La estructura de minijuegos es astuta, pero cuenta con el problema de que la fase de conducción se hace bastante pesada. No tiene ningún aliciente especial aunque es llamativa la resolución del movimiento del coche, y resulta muy larga si el trayecto en el mapa ha sido elaborado. Con menos duración o algún contenido más de tráfico, etc, podría haber tenido más cabida en el juego. Es lo que hoy llamaríamos “efecto RAGE”: meter con calzador dichosas fases de conducción “vete del punto A al B” cuando lo que queremos es despanzurrar mutantes.

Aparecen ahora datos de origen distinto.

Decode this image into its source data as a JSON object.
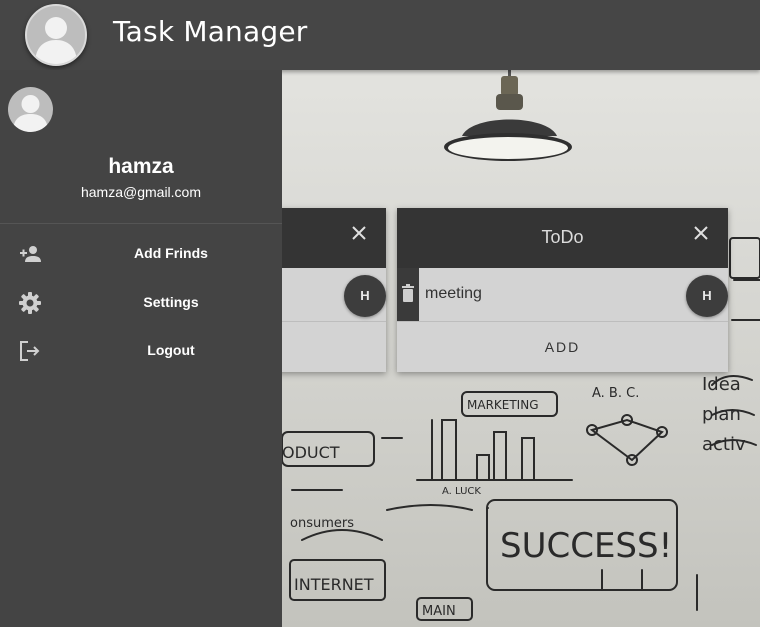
{
  "app": {
    "title": "Task Manager",
    "avatar_icon": "user-avatar-icon"
  },
  "drawer": {
    "user_name": "hamza",
    "user_email": "hamza@gmail.com",
    "avatar_icon": "user-avatar-icon",
    "items": [
      {
        "label": "Add Frinds",
        "icon": "person-add-icon"
      },
      {
        "label": "Settings",
        "icon": "gear-icon"
      },
      {
        "label": "Logout",
        "icon": "logout-icon"
      }
    ]
  },
  "boards": [
    {
      "title": "",
      "tasks": [
        {
          "text": "",
          "assignee_initial": "H"
        }
      ]
    },
    {
      "title": "ToDo",
      "tasks": [
        {
          "text": "meeting",
          "assignee_initial": "H"
        }
      ],
      "add_label": "ADD"
    }
  ],
  "colors": {
    "appbar": "#464646",
    "drawer": "#444444",
    "board_header": "#343434",
    "board_body": "#d3d3d3"
  }
}
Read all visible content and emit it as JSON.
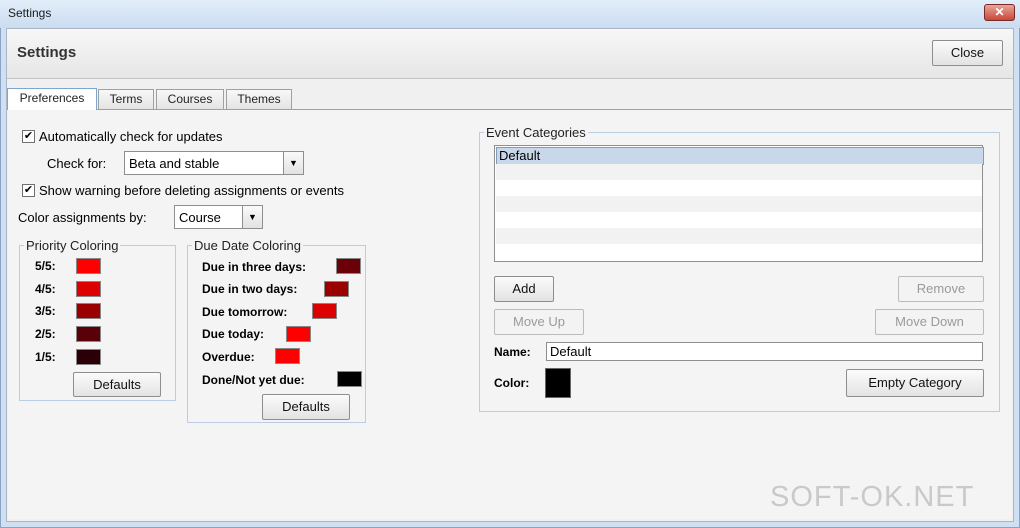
{
  "window": {
    "title": "Settings"
  },
  "header": {
    "title": "Settings",
    "close_label": "Close"
  },
  "tabs": [
    "Preferences",
    "Terms",
    "Courses",
    "Themes"
  ],
  "preferences": {
    "auto_update": {
      "label": "Automatically check for updates",
      "checked": true
    },
    "check_for": {
      "label": "Check for:",
      "value": "Beta and stable"
    },
    "warn_delete": {
      "label": "Show warning before deleting assignments or events",
      "checked": true
    },
    "color_by": {
      "label": "Color assignments by:",
      "value": "Course"
    }
  },
  "priority_coloring": {
    "title": "Priority Coloring",
    "items": [
      {
        "label": "5/5:",
        "color": "#ff0000"
      },
      {
        "label": "4/5:",
        "color": "#dd0000"
      },
      {
        "label": "3/5:",
        "color": "#9a0000"
      },
      {
        "label": "2/5:",
        "color": "#5a0008"
      },
      {
        "label": "1/5:",
        "color": "#2a0006"
      }
    ],
    "defaults_label": "Defaults"
  },
  "due_date_coloring": {
    "title": "Due Date Coloring",
    "items": [
      {
        "label": "Due in three days:",
        "color": "#6a0008"
      },
      {
        "label": "Due in two days:",
        "color": "#9a0000"
      },
      {
        "label": "Due tomorrow:",
        "color": "#dd0000"
      },
      {
        "label": "Due today:",
        "color": "#ff0000"
      },
      {
        "label": "Overdue:",
        "color": "#ff0000"
      },
      {
        "label": "Done/Not yet due:",
        "color": "#000000"
      }
    ],
    "defaults_label": "Defaults"
  },
  "event_categories": {
    "title": "Event Categories",
    "items": [
      "Default"
    ],
    "add_label": "Add",
    "remove_label": "Remove",
    "move_up_label": "Move Up",
    "move_down_label": "Move Down",
    "name_label": "Name:",
    "name_value": "Default",
    "color_label": "Color:",
    "color_value": "#000000",
    "empty_label": "Empty Category"
  },
  "watermark": "SOFT-OK.NET"
}
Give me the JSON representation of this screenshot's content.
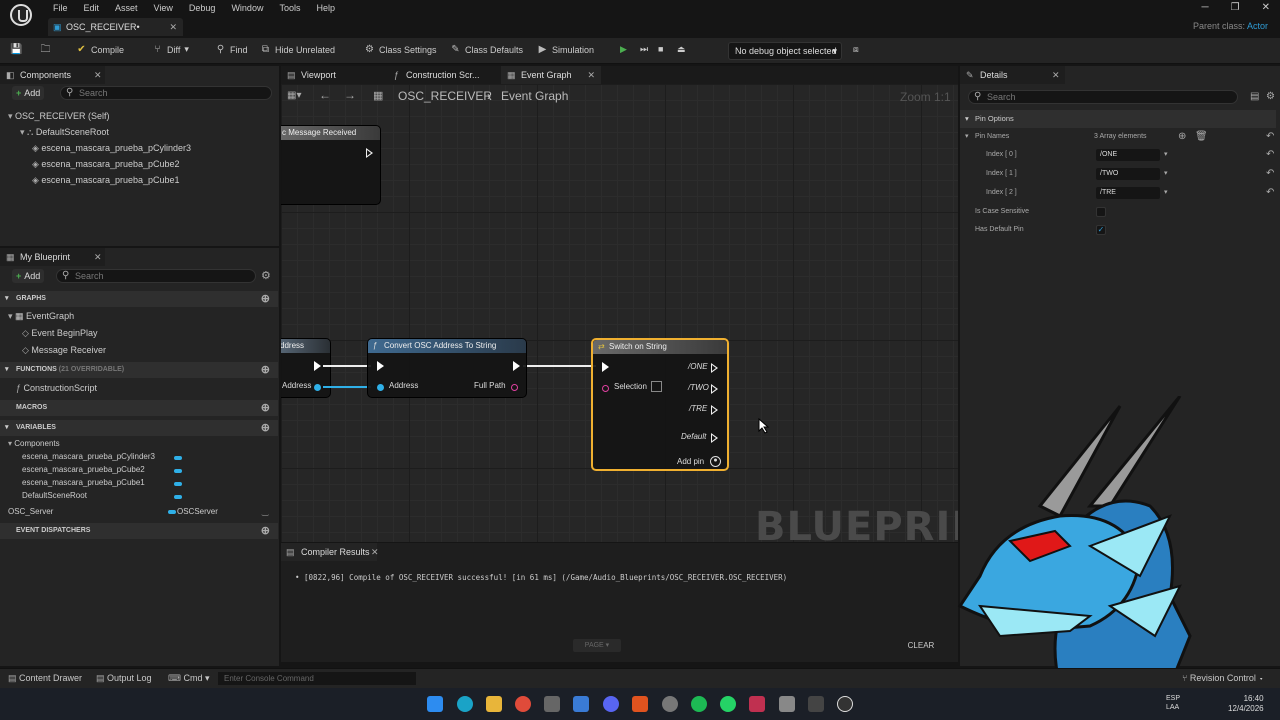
{
  "menu": [
    "File",
    "Edit",
    "Asset",
    "View",
    "Debug",
    "Window",
    "Tools",
    "Help"
  ],
  "doc_tab": "OSC_RECEIVER•",
  "window_controls": [
    "─",
    "❐",
    "✕"
  ],
  "parent_class": {
    "label": "Parent class:",
    "value": "Actor"
  },
  "toolbar": {
    "compile": "Compile",
    "diff": "Diff",
    "find": "Find",
    "hide_unrelated": "Hide Unrelated",
    "class_settings": "Class Settings",
    "class_defaults": "Class Defaults",
    "simulation": "Simulation",
    "debug_object": "No debug object selected"
  },
  "components": {
    "tab": "Components",
    "add": "Add",
    "search_placeholder": "Search",
    "items": [
      "OSC_RECEIVER (Self)",
      "DefaultSceneRoot",
      "escena_mascara_prueba_pCylinder3",
      "escena_mascara_prueba_pCube2",
      "escena_mascara_prueba_pCube1"
    ]
  },
  "my_blueprint": {
    "tab": "My Blueprint",
    "add": "Add",
    "search_placeholder": "Search",
    "graphs_header": "GRAPHS",
    "event_graph": "EventGraph",
    "graph_items": [
      "Event BeginPlay",
      "Message Receiver"
    ],
    "functions_header": "FUNCTIONS",
    "functions_overridable": "(21 OVERRIDABLE)",
    "construction_script": "ConstructionScript",
    "macros_header": "MACROS",
    "variables_header": "VARIABLES",
    "components_label": "Components",
    "variables": [
      "escena_mascara_prueba_pCylinder3",
      "escena_mascara_prueba_pCube2",
      "escena_mascara_prueba_pCube1",
      "DefaultSceneRoot"
    ],
    "osc_server_name": "OSC_Server",
    "osc_server_type": "OSCServer",
    "event_dispatchers_header": "EVENT DISPATCHERS"
  },
  "editor_tabs": [
    "Viewport",
    "Construction Scr...",
    "Event Graph"
  ],
  "breadcrumb": {
    "root": "OSC_RECEIVER",
    "sep": "›",
    "current": "Event Graph",
    "zoom": "Zoom 1:1"
  },
  "nodes": {
    "message_received": "c Message Received",
    "address_node": "ddress",
    "address_pin": "Address",
    "convert": {
      "title": "Convert OSC Address To String",
      "in": "Address",
      "out": "Full Path"
    },
    "switch": {
      "title": "Switch on String",
      "selection": "Selection",
      "pins": [
        "/ONE",
        "/TWO",
        "/TRE"
      ],
      "default": "Default",
      "add_pin": "Add pin"
    }
  },
  "watermark": "BLUEPRINT",
  "compiler": {
    "tab": "Compiler Results",
    "message": "[0822,96] Compile of OSC_RECEIVER successful! [in 61 ms] (/Game/Audio_Blueprints/OSC_RECEIVER.OSC_RECEIVER)",
    "page": "PAGE",
    "clear": "CLEAR"
  },
  "details": {
    "tab": "Details",
    "search_placeholder": "Search",
    "section": "Pin Options",
    "pin_names": "Pin Names",
    "array_count": "3 Array elements",
    "indices": [
      {
        "label": "Index [ 0 ]",
        "value": "/ONE"
      },
      {
        "label": "Index [ 1 ]",
        "value": "/TWO"
      },
      {
        "label": "Index [ 2 ]",
        "value": "/TRE"
      }
    ],
    "case_sensitive": "Is Case Sensitive",
    "case_sensitive_checked": false,
    "has_default_pin": "Has Default Pin",
    "has_default_pin_checked": true
  },
  "statusbar": {
    "content_drawer": "Content Drawer",
    "output_log": "Output Log",
    "cmd": "Cmd",
    "console_placeholder": "Enter Console Command",
    "revision": "Revision Control"
  },
  "taskbar": {
    "lang": "ESP",
    "region": "LAA",
    "time": "16:40",
    "date": "12/4/2026"
  },
  "colors": {
    "accent": "#2f9bd4",
    "switch_border": "#f0b030",
    "play": "#4caf50"
  }
}
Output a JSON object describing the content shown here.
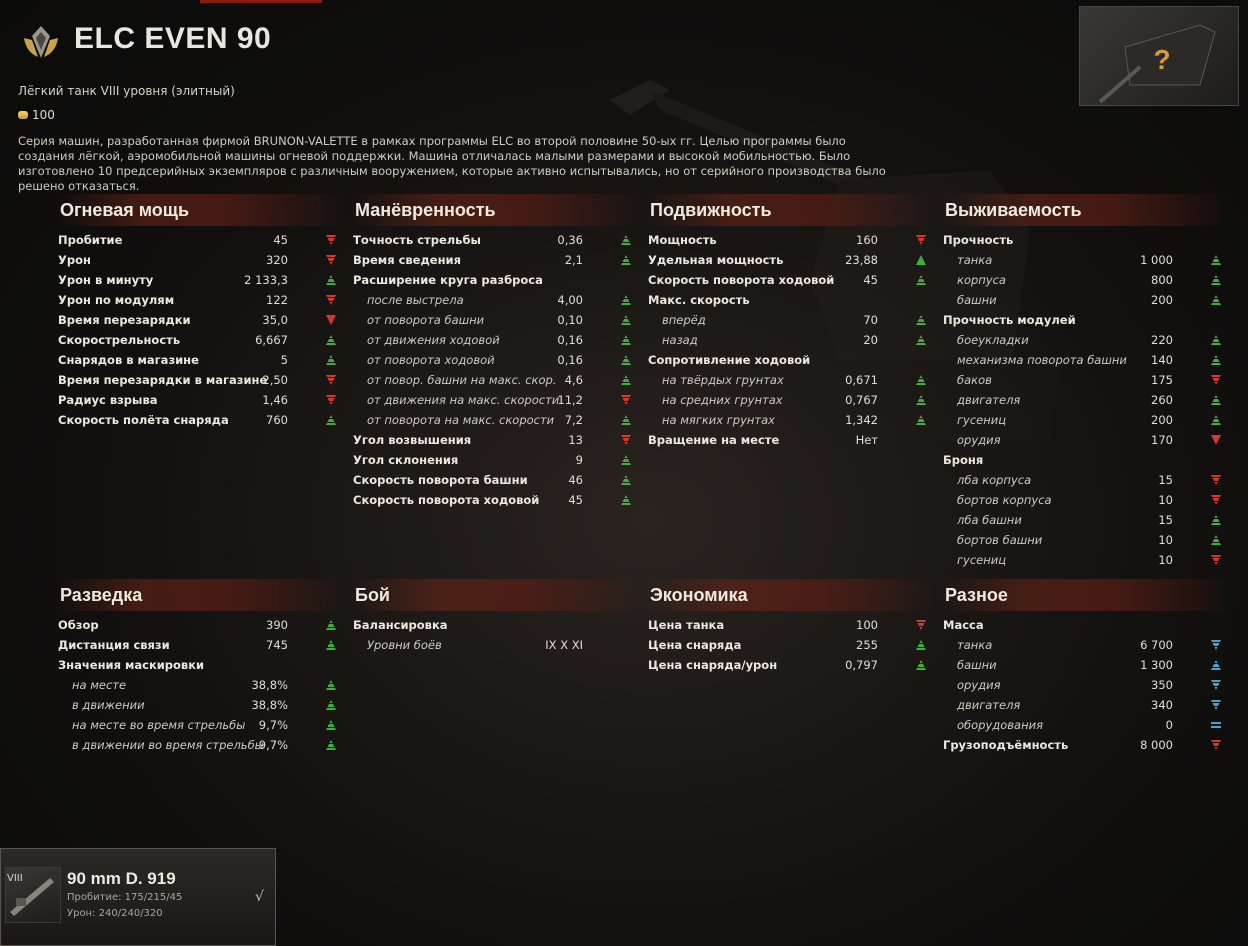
{
  "header": {
    "tank_name": "ELC EVEN 90",
    "tank_class": "Лёгкий танк VIII уровня (элитный)",
    "price": "100",
    "description": "Серия машин, разработанная фирмой BRUNON-VALETTE в рамках программы ELC во второй половине 50-ых гг. Целью программы было создания лёгкой, аэромобильной машины огневой поддержки. Машина отличалась малыми размерами и высокой мобильностью. Было изготовлено 10 предсерийных экземпляров с различным вооружением, которые активно испытывались, но от серийного производства было решено отказаться."
  },
  "sections": [
    {
      "title": "Огневая мощь",
      "rows": [
        {
          "label": "Пробитие",
          "value": "45",
          "ind": "down"
        },
        {
          "label": "Урон",
          "value": "320",
          "ind": "down"
        },
        {
          "label": "Урон в минуту",
          "value": "2 133,3",
          "ind": "up"
        },
        {
          "label": "Урон по модулям",
          "value": "122",
          "ind": "down"
        },
        {
          "label": "Время перезарядки",
          "value": "35,0",
          "ind": "downsolid"
        },
        {
          "label": "Скорострельность",
          "value": "6,667",
          "ind": "up"
        },
        {
          "label": "Снарядов в магазине",
          "value": "5",
          "ind": "up"
        },
        {
          "label": "Время перезарядки в магазине",
          "value": "2,50",
          "ind": "down"
        },
        {
          "label": "Радиус взрыва",
          "value": "1,46",
          "ind": "down"
        },
        {
          "label": "Скорость полёта снаряда",
          "value": "760",
          "ind": "up"
        }
      ]
    },
    {
      "title": "Манёвренность",
      "rows": [
        {
          "label": "Точность стрельбы",
          "value": "0,36",
          "ind": "up"
        },
        {
          "label": "Время сведения",
          "value": "2,1",
          "ind": "up"
        },
        {
          "label": "Расширение круга разброса",
          "value": "",
          "ind": ""
        },
        {
          "label": "после выстрела",
          "value": "4,00",
          "ind": "up",
          "sub": true
        },
        {
          "label": "от поворота башни",
          "value": "0,10",
          "ind": "up",
          "sub": true
        },
        {
          "label": "от движения ходовой",
          "value": "0,16",
          "ind": "up",
          "sub": true
        },
        {
          "label": "от поворота ходовой",
          "value": "0,16",
          "ind": "up",
          "sub": true
        },
        {
          "label": "от повор. башни на макс. скор.",
          "value": "4,6",
          "ind": "up",
          "sub": true
        },
        {
          "label": "от движения на макс. скорости",
          "value": "11,2",
          "ind": "down",
          "sub": true
        },
        {
          "label": "от поворота на макс. скорости",
          "value": "7,2",
          "ind": "up",
          "sub": true
        },
        {
          "label": "Угол возвышения",
          "value": "13",
          "ind": "down"
        },
        {
          "label": "Угол склонения",
          "value": "9",
          "ind": "up"
        },
        {
          "label": "Скорость поворота башни",
          "value": "46",
          "ind": "up"
        },
        {
          "label": "Скорость поворота ходовой",
          "value": "45",
          "ind": "up"
        }
      ]
    },
    {
      "title": "Подвижность",
      "rows": [
        {
          "label": "Мощность",
          "value": "160",
          "ind": "down"
        },
        {
          "label": "Удельная мощность",
          "value": "23,88",
          "ind": "upsolid"
        },
        {
          "label": "Скорость поворота ходовой",
          "value": "45",
          "ind": "up"
        },
        {
          "label": "Макс. скорость",
          "value": "",
          "ind": ""
        },
        {
          "label": "вперёд",
          "value": "70",
          "ind": "up",
          "sub": true
        },
        {
          "label": "назад",
          "value": "20",
          "ind": "up",
          "sub": true
        },
        {
          "label": "Сопротивление ходовой",
          "value": "",
          "ind": ""
        },
        {
          "label": "на твёрдых грунтах",
          "value": "0,671",
          "ind": "up",
          "sub": true
        },
        {
          "label": "на средних грунтах",
          "value": "0,767",
          "ind": "up",
          "sub": true
        },
        {
          "label": "на мягких грунтах",
          "value": "1,342",
          "ind": "up",
          "sub": true
        },
        {
          "label": "Вращение на месте",
          "value": "Нет",
          "ind": ""
        }
      ]
    },
    {
      "title": "Выживаемость",
      "rows": [
        {
          "label": "Прочность",
          "value": "",
          "ind": ""
        },
        {
          "label": "танка",
          "value": "1 000",
          "ind": "up",
          "sub": true
        },
        {
          "label": "корпуса",
          "value": "800",
          "ind": "up",
          "sub": true
        },
        {
          "label": "башни",
          "value": "200",
          "ind": "up",
          "sub": true
        },
        {
          "label": "Прочность модулей",
          "value": "",
          "ind": ""
        },
        {
          "label": "боеукладки",
          "value": "220",
          "ind": "up",
          "sub": true
        },
        {
          "label": "механизма поворота башни",
          "value": "140",
          "ind": "up",
          "sub": true
        },
        {
          "label": "баков",
          "value": "175",
          "ind": "down",
          "sub": true
        },
        {
          "label": "двигателя",
          "value": "260",
          "ind": "up",
          "sub": true
        },
        {
          "label": "гусениц",
          "value": "200",
          "ind": "up",
          "sub": true
        },
        {
          "label": "орудия",
          "value": "170",
          "ind": "downsolid",
          "sub": true
        },
        {
          "label": "Броня",
          "value": "",
          "ind": ""
        },
        {
          "label": "лба корпуса",
          "value": "15",
          "ind": "down",
          "sub": true
        },
        {
          "label": "бортов корпуса",
          "value": "10",
          "ind": "down",
          "sub": true
        },
        {
          "label": "лба башни",
          "value": "15",
          "ind": "up",
          "sub": true
        },
        {
          "label": "бортов башни",
          "value": "10",
          "ind": "up",
          "sub": true
        },
        {
          "label": "гусениц",
          "value": "10",
          "ind": "down",
          "sub": true
        }
      ]
    },
    {
      "title": "Разведка",
      "rows": [
        {
          "label": "Обзор",
          "value": "390",
          "ind": "up"
        },
        {
          "label": "Дистанция связи",
          "value": "745",
          "ind": "up"
        },
        {
          "label": "Значения маскировки",
          "value": "",
          "ind": ""
        },
        {
          "label": "на месте",
          "value": "38,8%",
          "ind": "up",
          "sub": true
        },
        {
          "label": "в движении",
          "value": "38,8%",
          "ind": "up",
          "sub": true
        },
        {
          "label": "на месте во время стрельбы",
          "value": "9,7%",
          "ind": "up",
          "sub": true
        },
        {
          "label": "в движении во время стрельбы",
          "value": "9,7%",
          "ind": "up",
          "sub": true
        }
      ]
    },
    {
      "title": "Бой",
      "rows": [
        {
          "label": "Балансировка",
          "value": "",
          "ind": ""
        },
        {
          "label": "Уровни боёв",
          "value": "IX  X  XI",
          "ind": "",
          "sub": true
        }
      ]
    },
    {
      "title": "Экономика",
      "rows": [
        {
          "label": "Цена танка",
          "value": "100",
          "ind": "down"
        },
        {
          "label": "Цена снаряда",
          "value": "255",
          "ind": "up"
        },
        {
          "label": "Цена снаряда/урон",
          "value": "0,797",
          "ind": "up"
        }
      ]
    },
    {
      "title": "Разное",
      "rows": [
        {
          "label": "Масса",
          "value": "",
          "ind": ""
        },
        {
          "label": "танка",
          "value": "6 700",
          "ind": "bdown",
          "sub": true
        },
        {
          "label": "башни",
          "value": "1 300",
          "ind": "bup",
          "sub": true
        },
        {
          "label": "орудия",
          "value": "350",
          "ind": "bdown",
          "sub": true
        },
        {
          "label": "двигателя",
          "value": "340",
          "ind": "bdown",
          "sub": true
        },
        {
          "label": "оборудования",
          "value": "0",
          "ind": "equal",
          "sub": true
        },
        {
          "label": "Грузоподъёмность",
          "value": "8 000",
          "ind": "down"
        }
      ]
    }
  ],
  "module": {
    "tier": "VIII",
    "name": "90 mm D. 919",
    "line1": "Пробитие: 175/215/45",
    "line2": "Урон: 240/240/320",
    "check": "√"
  }
}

Más entretenido es el momento de cazar al fantasma, verdadero núcleo del juego y que nos hará sentir por un momento un verdadero Cazafantasmas. Por parte de David Crane fue una intuición correcta: incluso en las versiones actuales del juego (la de 2009) el foco de toda la diversión es lanzar esas trampas de luz y agitar el mando para cargarse a los dichosos espíritus. Por cierto, os recomiendo de paso que os hagáis con la versión de Wii, la más divertida de todas.

Gráficamente sólo se puede decir del juego que tiene ese aroma de clásico “primigenio”. Al observar sus espartanos menús, con sus fuentes, sus escenarios rústicos y sus sprites “pitfallianos”, uno sabe que estamos ante un juego heredero de aquella época gloriosa de Atari pero lo suficientemente pulido para reconocerlo como un trabajo de calidad. Esto es lo que creo que nos resulta atractivo del programa, por encima de reconocer sus fallos. Posee ese “algo” que nos hace recordarlo con cariño, que quizá tiene que ver sencillamente con el halo de programa estrella con el que fue lanzado y con la posibilidad de sumergirnos en una película que no era de los 70 sino actual, que estaba en cartelera en el mismo momento en el que cargábamos el juego con nuestro Computone.

Quisiera hacer mención a las ediciones españolas del juego. La de Spectrum, extrañamente, en UK fue la única editada en formato cassette normal, pero en España sí tuvo su versión en estuche, bastante agradecida estéticamente. Las instrucciones en castellano son un despropósito de traducción y “tijeretazo” digno de leerse por su contenido humorístico. Consigue a la perfección que no entendamos nada y recuerdan vivamente a las que obtenemos con Google Translator cuando no tenemos ni pajolera idea de lo que estamos haciendo.

Por tanto, sólo resta destacar que el juego es una inteligente adaptación (reflejo de una época y de una manera de hacer videojuegos), que en años posteriores seguro que hubiera sido focalizada sólo en el aspecto arcade como de hecho sucedió con la segunda parte y “The Real Ghostbusters”. En suma, un clásico por derecho propio, quizá no un juego sobresaliente ni especialmente divertido pero cualquier nota que le pongamos será incapaz de reflejar ese cariño nostálgico que muchos de nosotros tenemos hacia el programa y hacia la propia película, a la que le pasa algo similar. ¿No es buena? Tal vez, pero cómo nos gusta.